Nous venons de l’entendre dans l’évangile. Le mal commis par les autres nous semble insupportable. Même s’il est aussi léger qu’une paille, nous voudrions l’extirper. Tout simplement, parce que nous le subissons. En revanche, le mal que nous faisons, même s’il a la grosseur d’une poutre, nous semble dérisoire. Nous sommes toujours prêts à l’excuser ou à nous en justifier, car ce n’est pas nous mais ce sont les autres qui en subissent les conséquences.
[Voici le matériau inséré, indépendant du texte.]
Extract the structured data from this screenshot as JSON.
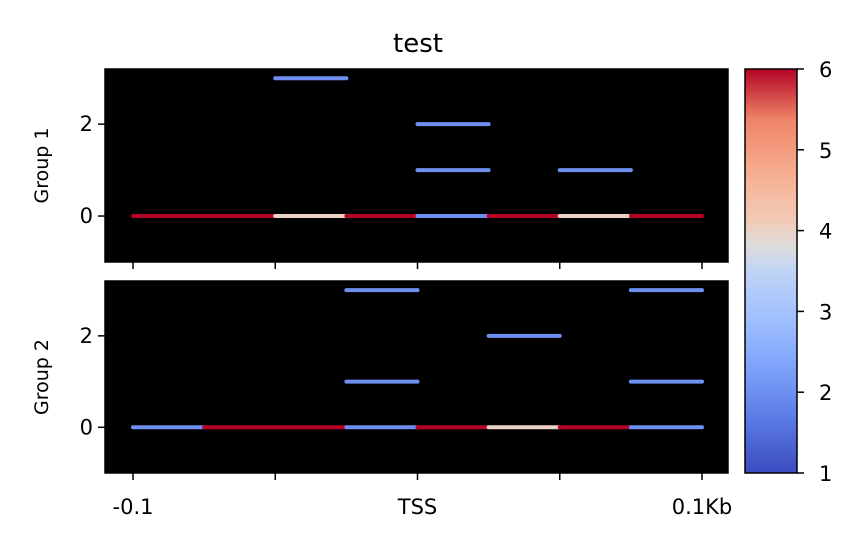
{
  "chart_data": {
    "type": "heatmap",
    "title": "test",
    "x_tick_labels": [
      "-0.1",
      "TSS",
      "0.1Kb"
    ],
    "xlim": [
      -0.1,
      0.1
    ],
    "panels": [
      {
        "name": "Group 1",
        "ylabel": "Group 1",
        "ylim": [
          -1,
          3.2
        ],
        "y_ticks": [
          0,
          2
        ],
        "segments": [
          {
            "y": 3,
            "x_start": -0.05,
            "x_end": -0.025,
            "value": 2
          },
          {
            "y": 2,
            "x_start": 0.0,
            "x_end": 0.025,
            "value": 2
          },
          {
            "y": 1,
            "x_start": 0.0,
            "x_end": 0.025,
            "value": 2
          },
          {
            "y": 1,
            "x_start": 0.05,
            "x_end": 0.075,
            "value": 2
          },
          {
            "y": 0,
            "x_start": -0.1,
            "x_end": -0.05,
            "value": 6
          },
          {
            "y": 0,
            "x_start": -0.05,
            "x_end": -0.025,
            "value": 4
          },
          {
            "y": 0,
            "x_start": -0.025,
            "x_end": 0.0,
            "value": 6
          },
          {
            "y": 0,
            "x_start": 0.0,
            "x_end": 0.025,
            "value": 2
          },
          {
            "y": 0,
            "x_start": 0.025,
            "x_end": 0.05,
            "value": 6
          },
          {
            "y": 0,
            "x_start": 0.05,
            "x_end": 0.075,
            "value": 4
          },
          {
            "y": 0,
            "x_start": 0.075,
            "x_end": 0.1,
            "value": 6
          }
        ]
      },
      {
        "name": "Group 2",
        "ylabel": "Group 2",
        "ylim": [
          -1,
          3.2
        ],
        "y_ticks": [
          0,
          2
        ],
        "segments": [
          {
            "y": 3,
            "x_start": -0.025,
            "x_end": 0.0,
            "value": 2
          },
          {
            "y": 3,
            "x_start": 0.075,
            "x_end": 0.1,
            "value": 2
          },
          {
            "y": 2,
            "x_start": 0.025,
            "x_end": 0.05,
            "value": 2
          },
          {
            "y": 1,
            "x_start": -0.025,
            "x_end": 0.0,
            "value": 2
          },
          {
            "y": 1,
            "x_start": 0.075,
            "x_end": 0.1,
            "value": 2
          },
          {
            "y": 0,
            "x_start": -0.1,
            "x_end": -0.075,
            "value": 2
          },
          {
            "y": 0,
            "x_start": -0.075,
            "x_end": -0.025,
            "value": 6
          },
          {
            "y": 0,
            "x_start": -0.025,
            "x_end": 0.0,
            "value": 2
          },
          {
            "y": 0,
            "x_start": 0.0,
            "x_end": 0.025,
            "value": 6
          },
          {
            "y": 0,
            "x_start": 0.025,
            "x_end": 0.05,
            "value": 4
          },
          {
            "y": 0,
            "x_start": 0.05,
            "x_end": 0.075,
            "value": 6
          },
          {
            "y": 0,
            "x_start": 0.075,
            "x_end": 0.1,
            "value": 2
          }
        ]
      }
    ],
    "colorbar": {
      "colormap": "coolwarm",
      "range": [
        1,
        6
      ],
      "ticks": [
        "1",
        "2",
        "3",
        "4",
        "5",
        "6"
      ]
    },
    "background_color": "#000000",
    "grid": false
  }
}
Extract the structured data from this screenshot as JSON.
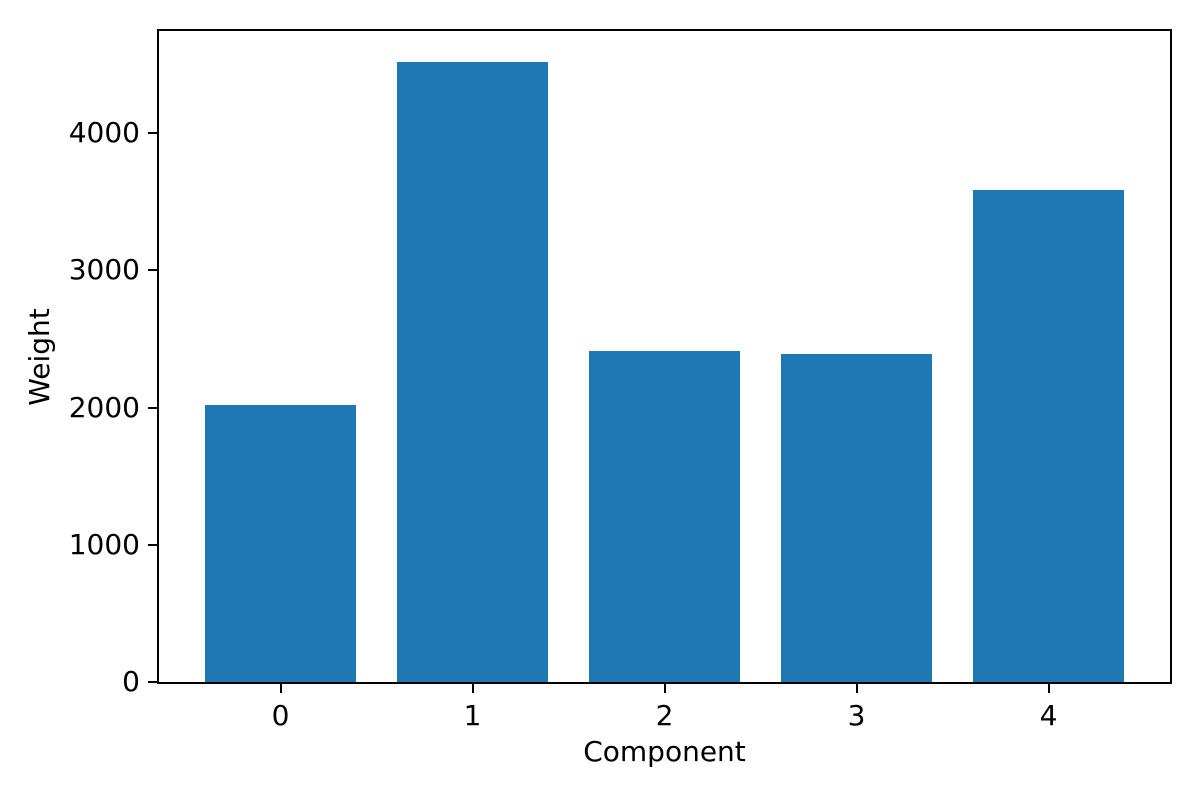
{
  "chart_data": {
    "type": "bar",
    "title": "",
    "xlabel": "Component",
    "ylabel": "Weight",
    "categories": [
      "0",
      "1",
      "2",
      "3",
      "4"
    ],
    "values": [
      2020,
      4520,
      2415,
      2390,
      3590
    ],
    "yticks": [
      0,
      1000,
      2000,
      3000,
      4000
    ],
    "ylim": [
      0,
      4746
    ],
    "xlim_note": "categorical axis, bars centered on integer positions 0-4",
    "bar_color": "#1f77b4",
    "axis_color": "#000000",
    "text_color": "#000000",
    "background_color": "#ffffff",
    "grid": false,
    "legend": "none"
  }
}
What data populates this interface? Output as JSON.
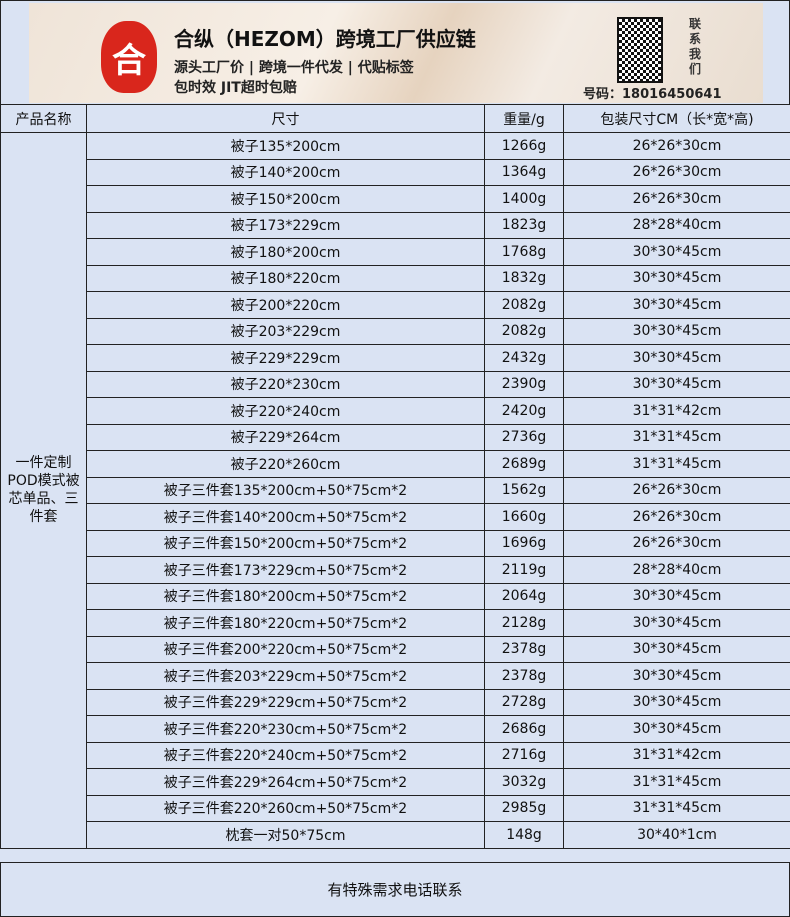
{
  "banner": {
    "logo_char": "合",
    "title": "合纵（HEZOM）跨境工厂供应链",
    "tagline1": "源头工厂价 | 跨境一件代发 | 代贴标签",
    "tagline2": "包时效 JIT超时包赔",
    "contact_label": "联系我们",
    "phone": "号码：18016450641"
  },
  "table": {
    "headers": [
      "产品名称",
      "尺寸",
      "重量/g",
      "包装尺寸CM（长*宽*高)"
    ],
    "product_name": "一件定制POD模式被芯单品、三件套",
    "rows": [
      [
        "被子135*200cm",
        "1266g",
        "26*26*30cm"
      ],
      [
        "被子140*200cm",
        "1364g",
        "26*26*30cm"
      ],
      [
        "被子150*200cm",
        "1400g",
        "26*26*30cm"
      ],
      [
        "被子173*229cm",
        "1823g",
        "28*28*40cm"
      ],
      [
        "被子180*200cm",
        "1768g",
        "30*30*45cm"
      ],
      [
        "被子180*220cm",
        "1832g",
        "30*30*45cm"
      ],
      [
        "被子200*220cm",
        "2082g",
        "30*30*45cm"
      ],
      [
        "被子203*229cm",
        "2082g",
        "30*30*45cm"
      ],
      [
        "被子229*229cm",
        "2432g",
        "30*30*45cm"
      ],
      [
        "被子220*230cm",
        "2390g",
        "30*30*45cm"
      ],
      [
        "被子220*240cm",
        "2420g",
        "31*31*42cm"
      ],
      [
        "被子229*264cm",
        "2736g",
        "31*31*45cm"
      ],
      [
        "被子220*260cm",
        "2689g",
        "31*31*45cm"
      ],
      [
        "被子三件套135*200cm+50*75cm*2",
        "1562g",
        "26*26*30cm"
      ],
      [
        "被子三件套140*200cm+50*75cm*2",
        "1660g",
        "26*26*30cm"
      ],
      [
        "被子三件套150*200cm+50*75cm*2",
        "1696g",
        "26*26*30cm"
      ],
      [
        "被子三件套173*229cm+50*75cm*2",
        "2119g",
        "28*28*40cm"
      ],
      [
        "被子三件套180*200cm+50*75cm*2",
        "2064g",
        "30*30*45cm"
      ],
      [
        "被子三件套180*220cm+50*75cm*2",
        "2128g",
        "30*30*45cm"
      ],
      [
        "被子三件套200*220cm+50*75cm*2",
        "2378g",
        "30*30*45cm"
      ],
      [
        "被子三件套203*229cm+50*75cm*2",
        "2378g",
        "30*30*45cm"
      ],
      [
        "被子三件套229*229cm+50*75cm*2",
        "2728g",
        "30*30*45cm"
      ],
      [
        "被子三件套220*230cm+50*75cm*2",
        "2686g",
        "30*30*45cm"
      ],
      [
        "被子三件套220*240cm+50*75cm*2",
        "2716g",
        "31*31*42cm"
      ],
      [
        "被子三件套229*264cm+50*75cm*2",
        "3032g",
        "31*31*45cm"
      ],
      [
        "被子三件套220*260cm+50*75cm*2",
        "2985g",
        "31*31*45cm"
      ],
      [
        "枕套一对50*75cm",
        "148g",
        "30*40*1cm"
      ]
    ]
  },
  "footer": {
    "text": "有特殊需求电话联系"
  },
  "colors": {
    "background": "#dae3f3",
    "logo": "#d9261c"
  }
}
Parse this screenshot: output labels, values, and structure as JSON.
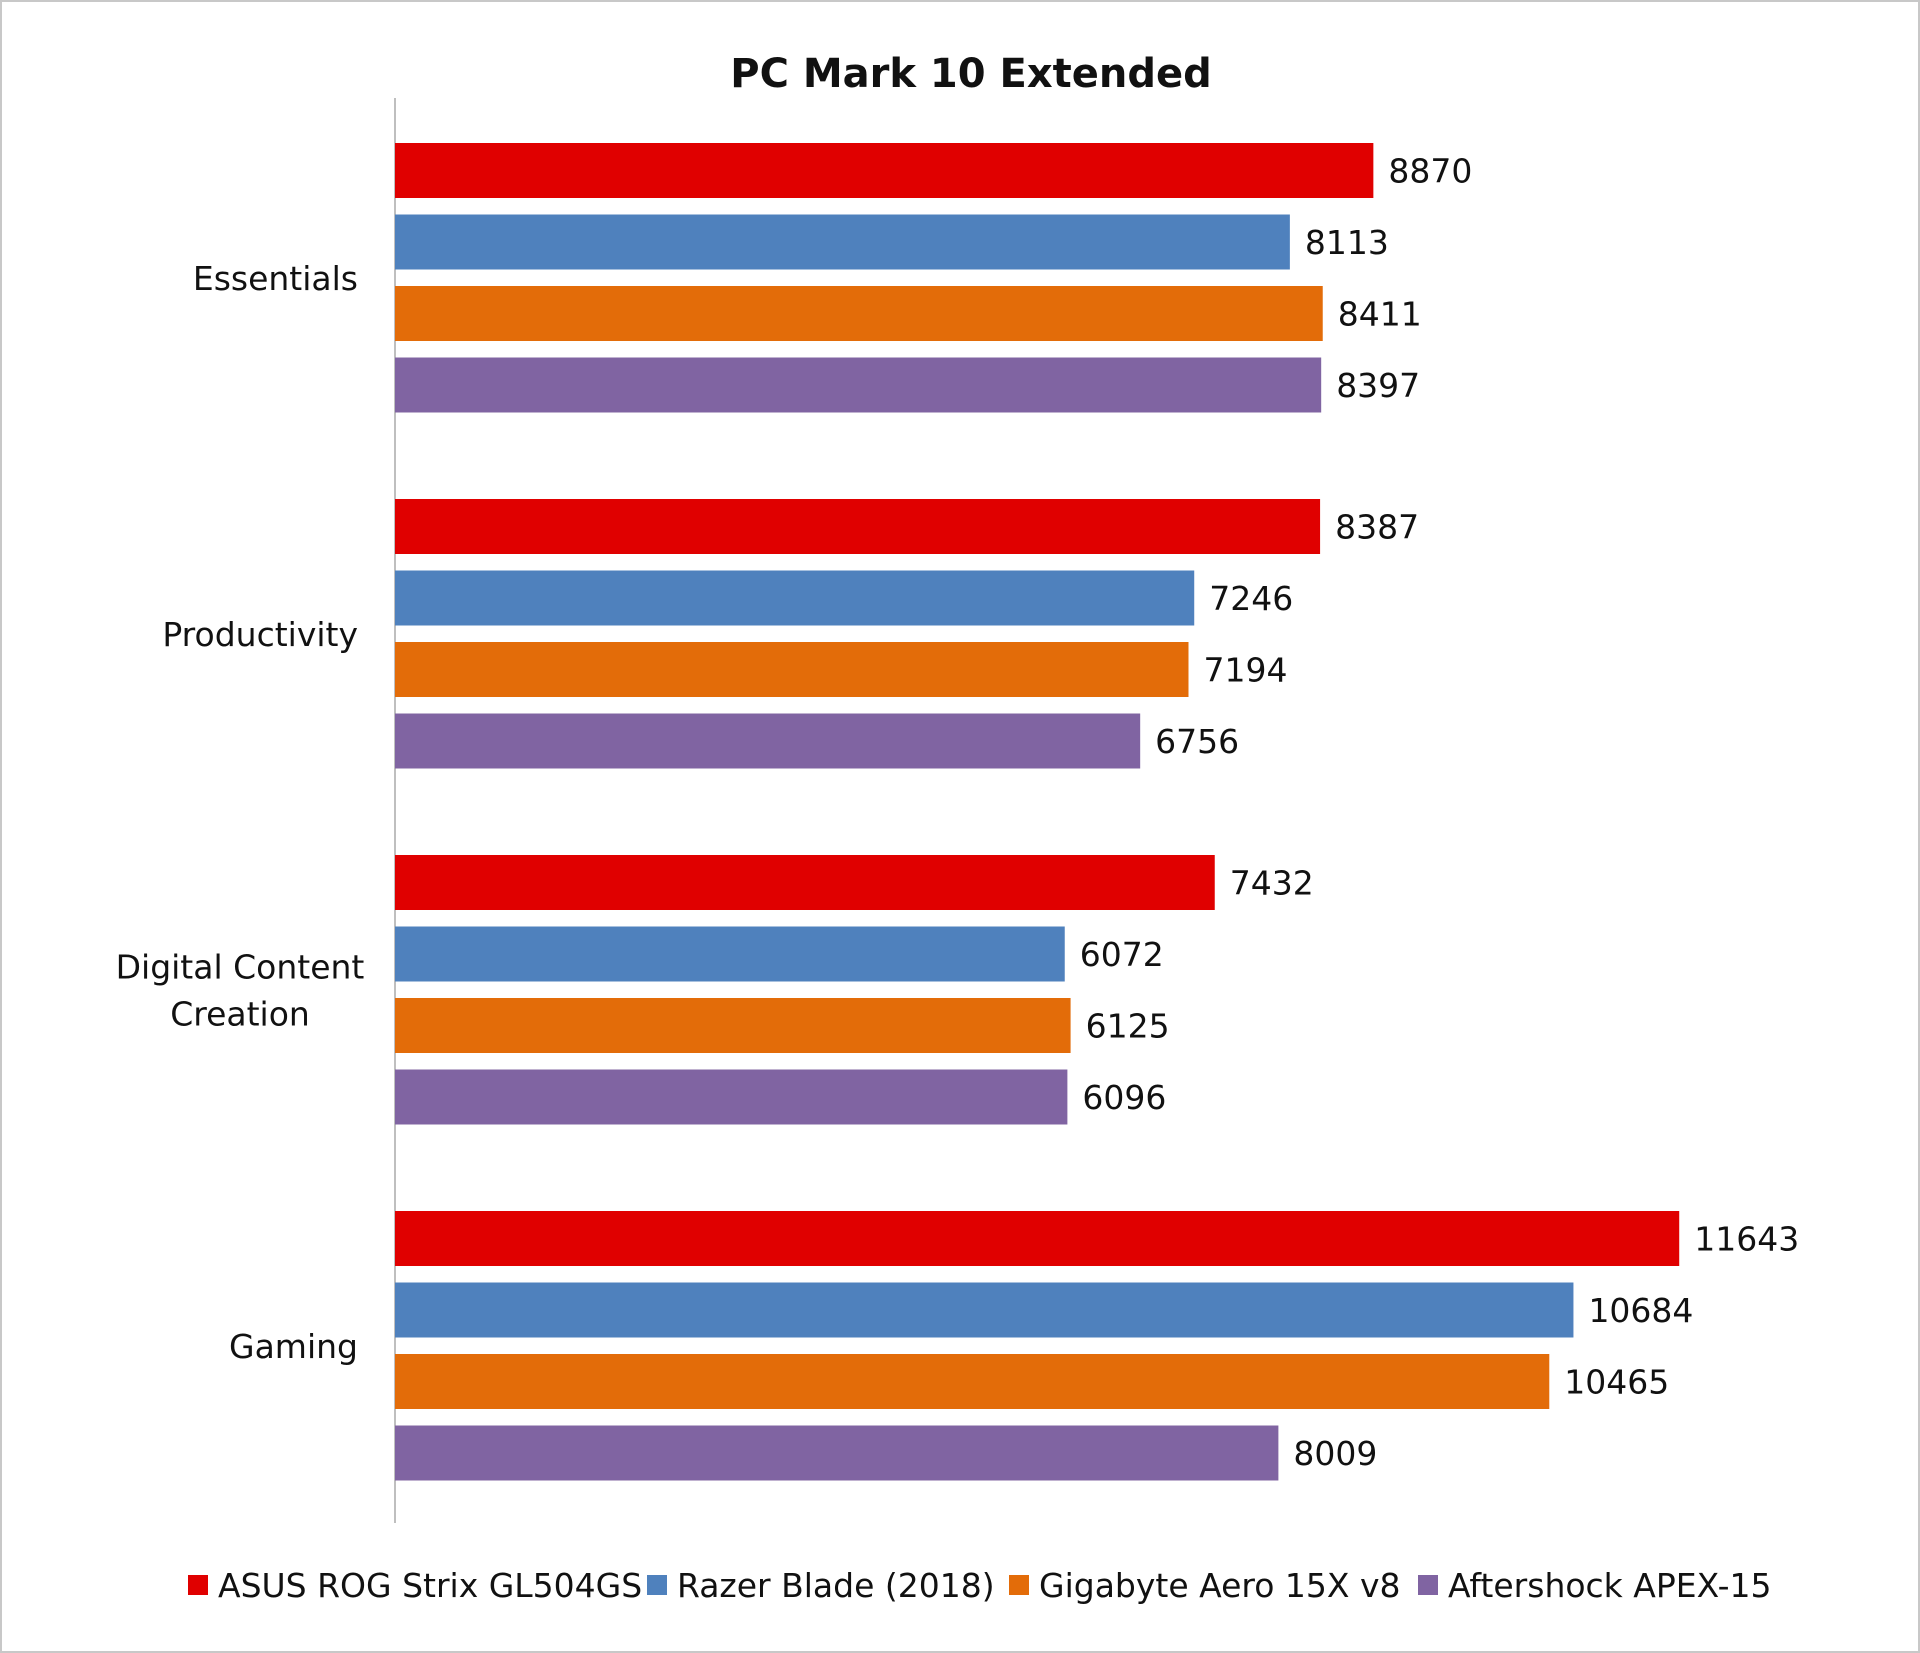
{
  "chart_data": {
    "type": "bar",
    "orientation": "horizontal",
    "title": "PC Mark 10 Extended",
    "categories": [
      [
        "Essentials"
      ],
      [
        "Productivity"
      ],
      [
        "Digital Content",
        "Creation"
      ],
      [
        "Gaming"
      ]
    ],
    "series": [
      {
        "name": "ASUS ROG Strix GL504GS",
        "color": "#e00000",
        "values": [
          8870,
          8387,
          7432,
          11643
        ]
      },
      {
        "name": "Razer Blade (2018)",
        "color": "#4f81bd",
        "values": [
          8113,
          7246,
          6072,
          10684
        ]
      },
      {
        "name": "Gigabyte Aero 15X v8",
        "color": "#e36c09",
        "values": [
          8411,
          7194,
          6125,
          10465
        ]
      },
      {
        "name": "Aftershock APEX-15",
        "color": "#8064a2",
        "values": [
          8397,
          6756,
          6096,
          8009
        ]
      }
    ],
    "xlim": [
      0,
      12000
    ],
    "grid": false,
    "legend": "bottom"
  }
}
Il y a bien une objectivité du mal que nous pouvons désigner clairement, comme la suppression d’une vie, la spoliation des biens, le manque d’équité dans la justice, etc.

Il y a aussi une subjectivité du mal comme l’exprime le Seigneur quand il dit que le mal vient de l’homme mauvais et le bien de l’homme bon. Il n’y a pas d’homme bon ou mauvais en soi, il y a simplement le choix libre de poser des actes bons qui finissent par façonner la personnalité en donnant « un cœur bon ». A contrario, le fait de s’enfoncer délibérément dans les actes mauvais construit un cœur qui s’habitue au mal, « un cœur mauvais » comme dit Jésus.

C’est ainsi qu’il faut comprendre ce que dit le sage Ben Sira : « C’est le fruit qui manifeste la qualité de l’arbre » et la parole de Jésus : « Chaque arbre se reconnaît à son fruit ». Et nous, quel fruit donnons-nous ? Ou plutôt, quels fruits voulons-nous donner ?

+Michel Aupetit, archevêque de Paris.